Journey to Hell So my mom flew down to Florida the last week I was here. We did a bunch of stuff and whatnot and everything was going relatively alright until we were driving back to Michigan.
We got in a huge fight. It was horrible. I was so misberable, I just wanted to be home so I could go lock myself in my bedroom and get away from her but I couldn't. I was stuck in a car with her with two and a half more states to drive through. I was about ready to just go absolutely fucking crazy. I just wanted to go find a restroom somewhere or something so I could go cut myself or get high ...I didn't though.
Everytime I get really upset and have a breakdown and I don't have anything to cut myself with I start digging the fuck out of myself with my nails. So now I have a huge reddish, brownish blotch on my forehead that is just raw skin.
It hurts. I'm afraid to go out in public now, it looks so stupid. It looks like I just layed a hot curling iron on my forehead. And I hate people asking me what did you do to your forehead?
If it would of been anywhere else, even my chin or cheek I wouldn't care but it just looks rediculous in the middle of my forehead. Ugh. Why do I have to destroy myself?
As miserable as the fight with my mom was, I am glad that it happened. It had to happen sooner or later. I couldn't keep everything bottled up for much longer.
There were things that just needed to be said. I think I got SOME things across to her but overall, she will never understand anything. NEVER. NEVER. NEVER.
Shes just too close-minded. She keeps telling me that I need to get some help, I'm too emotionally unstable and I have no coping skills. And she is right.
I am extemely unstable and I really don't know how to cope with anything but the thing of it is her solution is the wrong one. And that is the part that I can't get across to her no matter how hard I try.
She wants me to see a therapist but a therapist is not what I need. I know what I need and it is not a doctor. I highly doubt a therapist could tell me anything that I didn't already know.
People aren't the way they are for no reason. I hold much more faith in psychological healing then in having fucking drugs shoved down my throat.
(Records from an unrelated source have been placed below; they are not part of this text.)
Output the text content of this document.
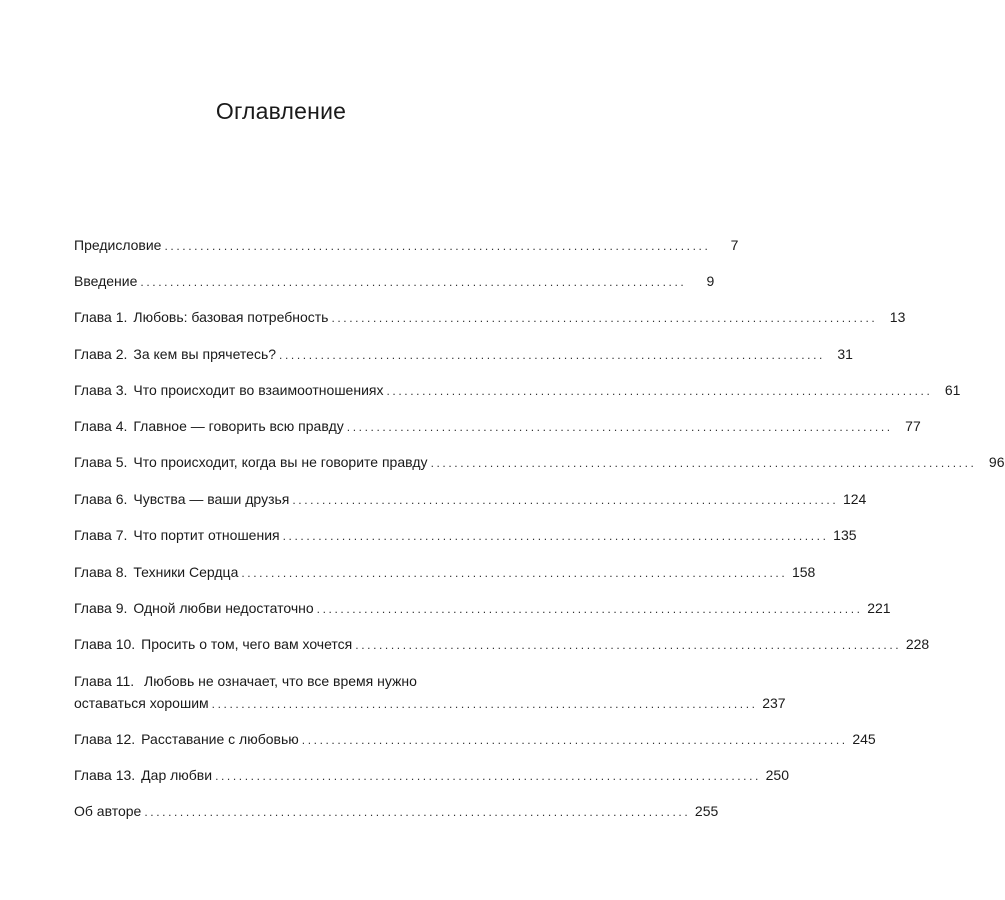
Оглавление
Предисловие ............................................................................................	7
Введение ............................................................................................	9
Глава 1. Любовь: базовая потребность ............................................................................................ 13
Глава 2. За кем вы прячетесь? ............................................................................................ 31
Глава 3. Что происходит во взаимоотношениях ............................................................................................ 61
Глава 4. Главное — говорить всю правду ............................................................................................ 77
Глава 5. Что происходит, когда вы не говорите правду ............................................................................................ 96
Глава 6. Чувства — ваши друзья ............................................................................................ 124
Глава 7. Что портит отношения ............................................................................................ 135
Глава 8. Техники Сердца ............................................................................................ 158
Глава 9. Одной любви недостаточно ............................................................................................ 221
Глава 10. Просить о том, чего вам хочется ............................................................................................ 228
Глава 11. Любовь не означает, что все время нужно
оставаться хорошим ............................................................................................ 237
Глава 12. Расставание с любовью ............................................................................................ 245
Глава 13. Дар любви ............................................................................................ 250
Об авторе ............................................................................................ 255
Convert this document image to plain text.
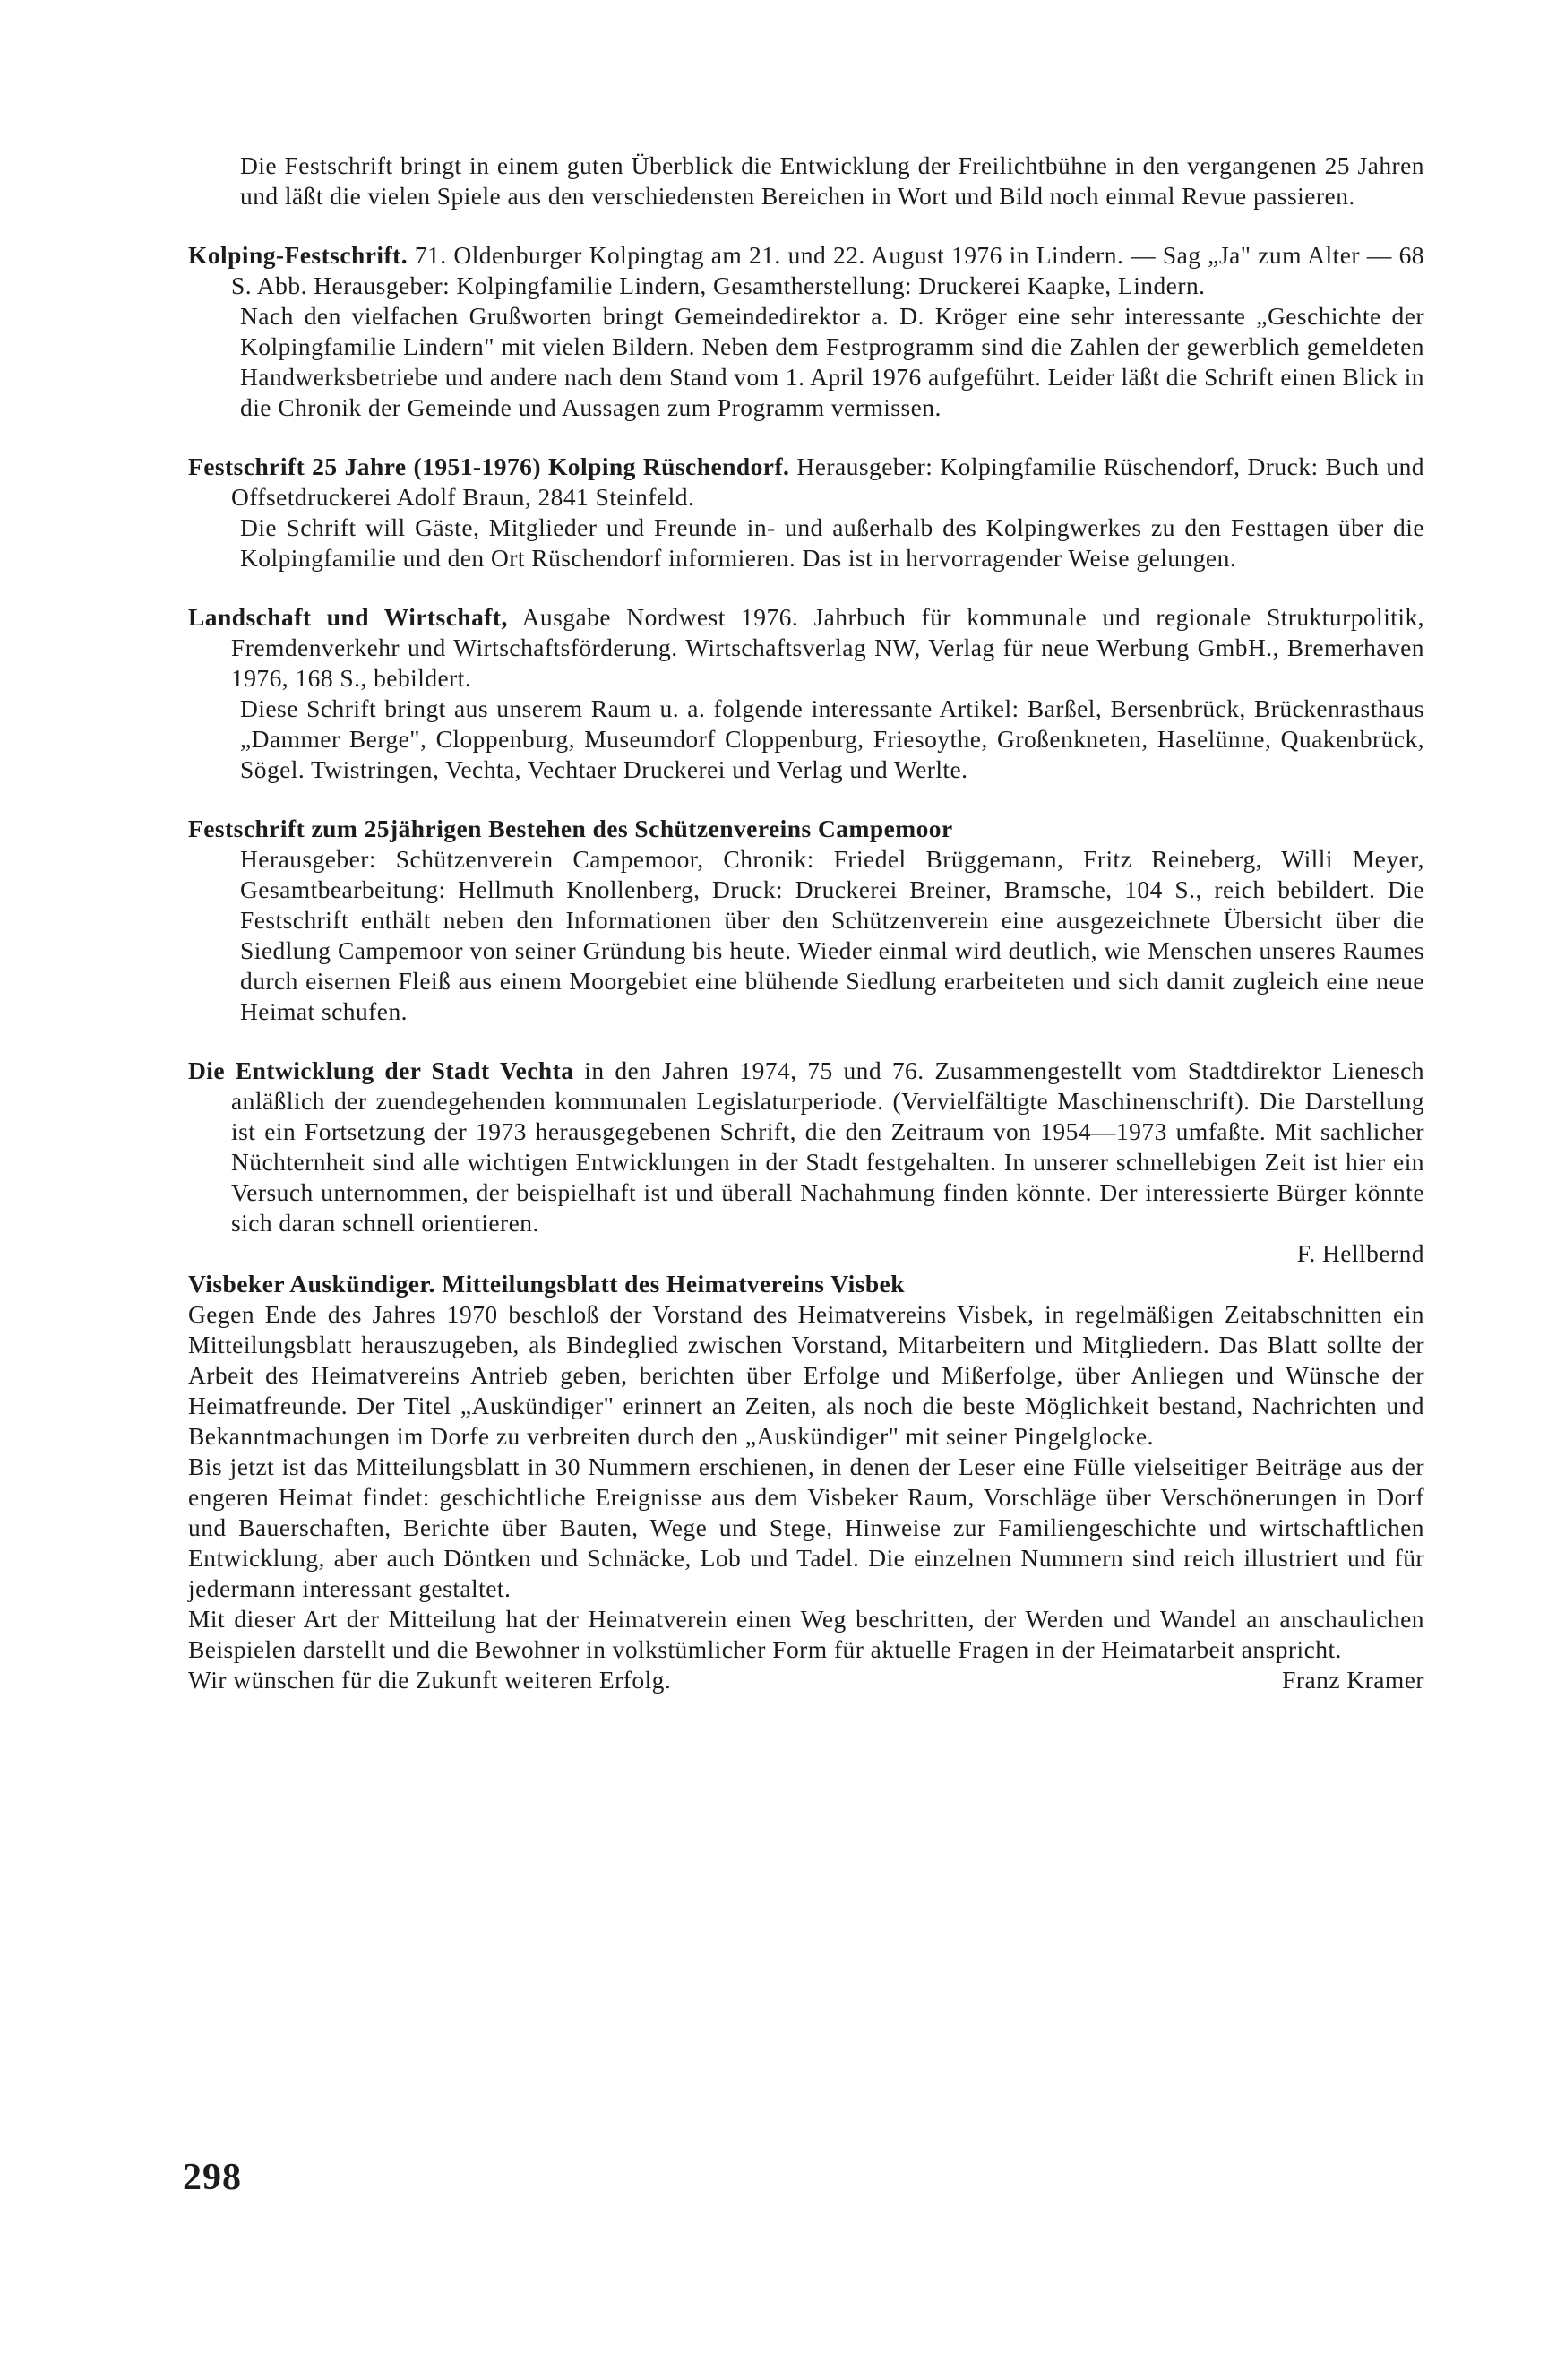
Die Festschrift bringt in einem guten Überblick die Entwicklung der Freilichtbühne in den vergangenen 25 Jahren und läßt die vielen Spiele aus den verschiedensten Bereichen in Wort und Bild noch einmal Revue passieren.

Kolping-Festschrift. 71. Oldenburger Kolpingtag am 21. und 22. August 1976 in Lindern. — Sag „Ja" zum Alter — 68 S. Abb. Herausgeber: Kolpingfamilie Lindern, Gesamtherstellung: Druckerei Kaapke, Lindern.

Nach den vielfachen Grußworten bringt Gemeindedirektor a. D. Kröger eine sehr interessante „Geschichte der Kolpingfamilie Lindern" mit vielen Bildern. Neben dem Festprogramm sind die Zahlen der gewerblich gemeldeten Handwerksbetriebe und andere nach dem Stand vom 1. April 1976 aufgeführt. Leider läßt die Schrift einen Blick in die Chronik der Gemeinde und Aussagen zum Programm vermissen.

Festschrift 25 Jahre (1951-1976) Kolping Rüschendorf. Herausgeber: Kolpingfamilie Rüschendorf, Druck: Buch und Offsetdruckerei Adolf Braun, 2841 Steinfeld.

Die Schrift will Gäste, Mitglieder und Freunde in- und außerhalb des Kolpingwerkes zu den Festtagen über die Kolpingfamilie und den Ort Rüschendorf informieren. Das ist in hervorragender Weise gelungen.

Landschaft und Wirtschaft, Ausgabe Nordwest 1976. Jahrbuch für kommunale und regionale Strukturpolitik, Fremdenverkehr und Wirtschaftsförderung. Wirtschaftsverlag NW, Verlag für neue Werbung GmbH., Bremerhaven 1976, 168 S., bebildert.

Diese Schrift bringt aus unserem Raum u. a. folgende interessante Artikel: Barßel, Bersenbrück, Brückenrasthaus „Dammer Berge", Cloppenburg, Museumdorf Cloppenburg, Friesoythe, Großenkneten, Haselünne, Quakenbrück, Sögel. Twistringen, Vechta, Vechtaer Druckerei und Verlag und Werlte.

Festschrift zum 25jährigen Bestehen des Schützenvereins Campemoor

Herausgeber: Schützenverein Campemoor, Chronik: Friedel Brüggemann, Fritz Reineberg, Willi Meyer, Gesamtbearbeitung: Hellmuth Knollenberg, Druck: Druckerei Breiner, Bramsche, 104 S., reich bebildert. Die Festschrift enthält neben den Informationen über den Schützenverein eine ausgezeichnete Übersicht über die Siedlung Campemoor von seiner Gründung bis heute. Wieder einmal wird deutlich, wie Menschen unseres Raumes durch eisernen Fleiß aus einem Moorgebiet eine blühende Siedlung erarbeiteten und sich damit zugleich eine neue Heimat schufen.

Die Entwicklung der Stadt Vechta in den Jahren 1974, 75 und 76. Zusammengestellt vom Stadtdirektor Lienesch anläßlich der zuendegehenden kommunalen Legislaturperiode. (Vervielfältigte Maschinenschrift). Die Darstellung ist ein Fortsetzung der 1973 herausgegebenen Schrift, die den Zeitraum von 1954—1973 umfaßte. Mit sachlicher Nüchternheit sind alle wichtigen Entwicklungen in der Stadt festgehalten. In unserer schnellebigen Zeit ist hier ein Versuch unternommen, der beispielhaft ist und überall Nachahmung finden könnte. Der interessierte Bürger könnte sich daran schnell orientieren.

F. Hellbernd

Visbeker Auskündiger. Mitteilungsblatt des Heimatvereins Visbek

Gegen Ende des Jahres 1970 beschloß der Vorstand des Heimatvereins Visbek, in regelmäßigen Zeitabschnitten ein Mitteilungsblatt herauszugeben, als Bindeglied zwischen Vorstand, Mitarbeitern und Mitgliedern. Das Blatt sollte der Arbeit des Heimatvereins Antrieb geben, berichten über Erfolge und Mißerfolge, über Anliegen und Wünsche der Heimatfreunde. Der Titel „Auskündiger" erinnert an Zeiten, als noch die beste Möglichkeit bestand, Nachrichten und Bekanntmachungen im Dorfe zu verbreiten durch den „Auskündiger" mit seiner Pingelglocke.

Bis jetzt ist das Mitteilungsblatt in 30 Nummern erschienen, in denen der Leser eine Fülle vielseitiger Beiträge aus der engeren Heimat findet: geschichtliche Ereignisse aus dem Visbeker Raum, Vorschläge über Verschönerungen in Dorf und Bauerschaften, Berichte über Bauten, Wege und Stege, Hinweise zur Familiengeschichte und wirtschaftlichen Entwicklung, aber auch Döntken und Schnäcke, Lob und Tadel. Die einzelnen Nummern sind reich illustriert und für jedermann interessant gestaltet.

Mit dieser Art der Mitteilung hat der Heimatverein einen Weg beschritten, der Werden und Wandel an anschaulichen Beispielen darstellt und die Bewohner in volkstümlicher Form für aktuelle Fragen in der Heimatarbeit anspricht.

Wir wünschen für die Zukunft weiteren Erfolg.	Franz Kramer

298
Talking to a therapist is not going to make me feel better and will not solve any of my problems.
The things I need a doctor cannot give to me. I don't know why my mother can't get this through her thick fucking skull.
I think she places too much faith in doctors because she doesn't want me to seek out what I really need.
She doesn't want me to move away and be on my own. She doesn't think I am capable of taking care of myself. She doesn't think I am emotionally strong enough to hold myself together. Why can't she atleast let me fucking try?
Its obvisous she has no faith in me whatsoever.
She uses our brawl as an example, how I just exploded over something really stupid. My explosion wasn't even about that. It was because I keep so much bottled up inside for so long I was bound to explode sooner orlater.
I keep telling her she doesn't understand anything and she says thats because you never tell me anything. And I tell her because this is what happens. We just end up fighting.
I keep everything bottled up for her sake because I just don't want to fight with her. How can she expect me to tell her things when she doesn't and never will understand anything no matter how hard I try to explain.
We're just such completely fucking different people. Its just absolutely 100% impossible for her to see anything from my point of view. So theres just no point in telling her anything. We'll just end up fighting.
I just don't know why she wants me to be here. I'm just a big fucking disappointment to everyone. I could never live up to who they want me to be. I'm a burden, thats what I am. Thats all I ever will be if I stay here.
I don't want to be a burden. I just want to be free and be me. I feel really bad for my mom sometimes. Having me as a daughter must be horrible. I would hate having me as a daughter.
The moment we drove into this stupid town I just wanted to die. Thats how this fucking place makes me feel.
My dog doesn't miss me as much as he used to, I can tell. When I finally walked up to my bedroom and sat down on my bed I just felt like crying but I couldn't. I'm all out of tears.
The two little neighbor girls came over to see me right when I got home. I should feel special but I don't. I just can't possibly understand why they like me so much.
If I was them, I wouldn't like me. I think they must be confusing me with someone else. Maybe a former me from days long past. Everything about this place is just wrong. I wish this town would just explode and be wiped off the face of the Earth. No more bad memories and bad feelings to associate with this Hell.
*sigh* I just don't know what to do. I can't stay here, I just can't. I will guarenteed end up hurting myself bad if I stay here. Is that what she wants??
Why can't she understand that if I stay here something bad will happen to me. Maybe I should do something just to scare her. I have to leave and thats all there is to it.
I don't want to fight with her again so maybe I will just leave without telling anyone. Fuck her anyways. I'm almost 20. I'll do what I damn well please.
No matter what I do she'll be mad and disappointed in me so fuck it. I can't live for her I have to live for me. I feel really bad about and like I said... I'm really sorry that I am her daughter.
But maybe after I prove her wrong she won't be mad at me anymore.